As a *developer* of 3rd party driver packages *for RHEL*, CentOS Stream 
will work well for me as a CI develop system to help me develop driver 
packages for the *next* RHEL release (8.4). I get to see what changes 
are *coming* and can develop against them. That said, I kind of already 
had that ability from the old RHEL point release betas but I gather 
moving forward we will get far more kernel updates to Stream than we 
have to date. To be clear, we develop for RHEL. We will not be 
developing *for* Stream, but we may well use Stream to help develop for 
the next RHEL point release.

So for me as a developer, Stream is fine.
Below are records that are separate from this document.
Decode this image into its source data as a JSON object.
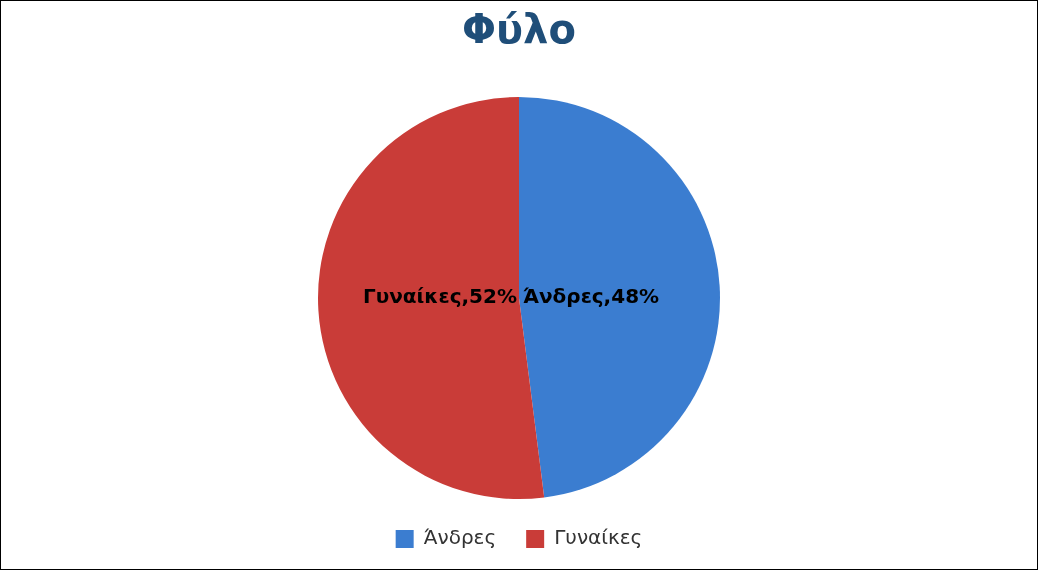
{
  "chart_data": {
    "type": "pie",
    "title": "Φύλο",
    "categories": [
      "Άνδρες",
      "Γυναίκες"
    ],
    "values": [
      48,
      52
    ],
    "colors": [
      "#3b7dd0",
      "#c93c38"
    ],
    "value_labels": [
      "Άνδρες,48%",
      "Γυναίκες,52%"
    ],
    "legend": "bottom"
  }
}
But for my users, the 2 
million or so people who use and depend upon the software package we 
distribute, Stream is a non-starter. These packages are developed for 
RHEL (and CentOS Linux as a binary compatible clone). Stream is not a 
replacement for CentOS Linux. CentOS Linux is dead, gone (or rather 
going). Those Enterprise Linux users viewing Stream as a replacement to 
CentOS Linux, they are trying to bash a square peg into a round hole if 
they have a requirement to use 3rd party drivers.